The case sensitivity of find makes it different from SEARCH.
Str.contains, the analogous Pandas function, is case-sensitive by default:
Journal = Journal + URL.
engine, na=False, str.contains
Setting the case argument to False will enable case insensitivity:
Journal = Journal + URL.
In either case, adding na=False will stop null values from being returned within the Boolean column.

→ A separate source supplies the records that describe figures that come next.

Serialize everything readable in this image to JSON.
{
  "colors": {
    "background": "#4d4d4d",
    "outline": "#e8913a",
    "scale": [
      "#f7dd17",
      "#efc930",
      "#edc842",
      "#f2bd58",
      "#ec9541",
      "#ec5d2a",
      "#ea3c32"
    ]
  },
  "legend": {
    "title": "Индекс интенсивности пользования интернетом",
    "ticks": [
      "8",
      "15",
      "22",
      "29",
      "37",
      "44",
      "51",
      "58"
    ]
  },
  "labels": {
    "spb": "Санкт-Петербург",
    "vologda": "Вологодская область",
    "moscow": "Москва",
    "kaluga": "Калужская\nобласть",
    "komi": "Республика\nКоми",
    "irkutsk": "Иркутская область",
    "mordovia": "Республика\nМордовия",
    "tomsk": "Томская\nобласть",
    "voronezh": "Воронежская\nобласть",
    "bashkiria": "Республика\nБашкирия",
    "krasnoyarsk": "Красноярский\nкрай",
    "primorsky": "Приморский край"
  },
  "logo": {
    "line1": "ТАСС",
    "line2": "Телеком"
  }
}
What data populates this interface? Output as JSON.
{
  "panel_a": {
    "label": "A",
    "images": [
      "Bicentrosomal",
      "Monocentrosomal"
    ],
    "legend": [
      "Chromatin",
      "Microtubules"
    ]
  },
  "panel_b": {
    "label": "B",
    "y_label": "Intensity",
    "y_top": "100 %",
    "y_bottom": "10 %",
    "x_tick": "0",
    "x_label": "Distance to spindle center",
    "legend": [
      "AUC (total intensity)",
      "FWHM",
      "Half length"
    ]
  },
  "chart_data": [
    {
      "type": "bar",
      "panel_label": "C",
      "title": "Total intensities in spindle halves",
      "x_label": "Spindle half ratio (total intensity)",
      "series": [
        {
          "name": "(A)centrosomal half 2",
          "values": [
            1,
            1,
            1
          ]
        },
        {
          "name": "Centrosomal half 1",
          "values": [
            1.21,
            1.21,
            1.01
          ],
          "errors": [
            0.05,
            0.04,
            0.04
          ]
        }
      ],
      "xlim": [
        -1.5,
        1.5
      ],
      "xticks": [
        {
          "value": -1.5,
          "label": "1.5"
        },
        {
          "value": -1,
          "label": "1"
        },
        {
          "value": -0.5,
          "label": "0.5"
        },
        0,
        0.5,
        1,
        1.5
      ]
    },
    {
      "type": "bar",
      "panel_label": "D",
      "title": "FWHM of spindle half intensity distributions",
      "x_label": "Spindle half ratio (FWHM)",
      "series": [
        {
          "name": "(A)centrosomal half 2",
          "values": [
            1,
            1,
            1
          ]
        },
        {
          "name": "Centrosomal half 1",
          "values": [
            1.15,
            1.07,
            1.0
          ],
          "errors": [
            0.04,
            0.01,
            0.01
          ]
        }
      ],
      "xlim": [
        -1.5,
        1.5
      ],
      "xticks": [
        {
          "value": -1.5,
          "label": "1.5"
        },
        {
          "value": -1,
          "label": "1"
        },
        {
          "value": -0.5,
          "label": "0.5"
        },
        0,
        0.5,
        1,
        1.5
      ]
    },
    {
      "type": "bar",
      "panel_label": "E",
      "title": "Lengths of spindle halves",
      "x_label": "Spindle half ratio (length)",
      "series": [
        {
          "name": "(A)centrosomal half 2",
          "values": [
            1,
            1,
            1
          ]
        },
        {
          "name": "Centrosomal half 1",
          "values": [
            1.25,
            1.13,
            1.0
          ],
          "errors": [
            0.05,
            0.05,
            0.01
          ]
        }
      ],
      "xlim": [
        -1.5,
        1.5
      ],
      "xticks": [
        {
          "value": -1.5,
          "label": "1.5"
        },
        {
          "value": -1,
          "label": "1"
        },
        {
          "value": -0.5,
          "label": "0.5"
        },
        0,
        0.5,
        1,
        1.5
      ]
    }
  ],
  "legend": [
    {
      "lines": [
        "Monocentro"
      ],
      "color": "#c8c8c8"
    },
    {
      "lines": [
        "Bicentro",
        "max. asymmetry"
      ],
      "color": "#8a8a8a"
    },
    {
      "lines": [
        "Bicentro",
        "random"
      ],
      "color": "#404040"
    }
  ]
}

                                                                                                                   
                                        
                                        
                                                                                                        str.contains("engine", case=False, na=False)
Using Pandas has a number of benefits, including the fact that this function natively supports regex, unlike Excel and Google Sheets via REGEXMATCH.
Using the pipe character, also known as the OR operator, you can combine multiple substrings:
Journal = Journal + URL.
engine|search, na=F, str.contains
Is Python a more effective data analysis tool than Excel?
Python has gained popularity as more people have become aware of its powers and potential, despite the fact that it technically offers different functionality than Excel. Many developers and the larger data science community believe it to be a superior data analysis tool.Can Python take the place of Excel?
Python is a programming language, and it may be used to create a wide range of programmes in addition to data management. It goes without saying that learning to code is a prerequisite for using Python.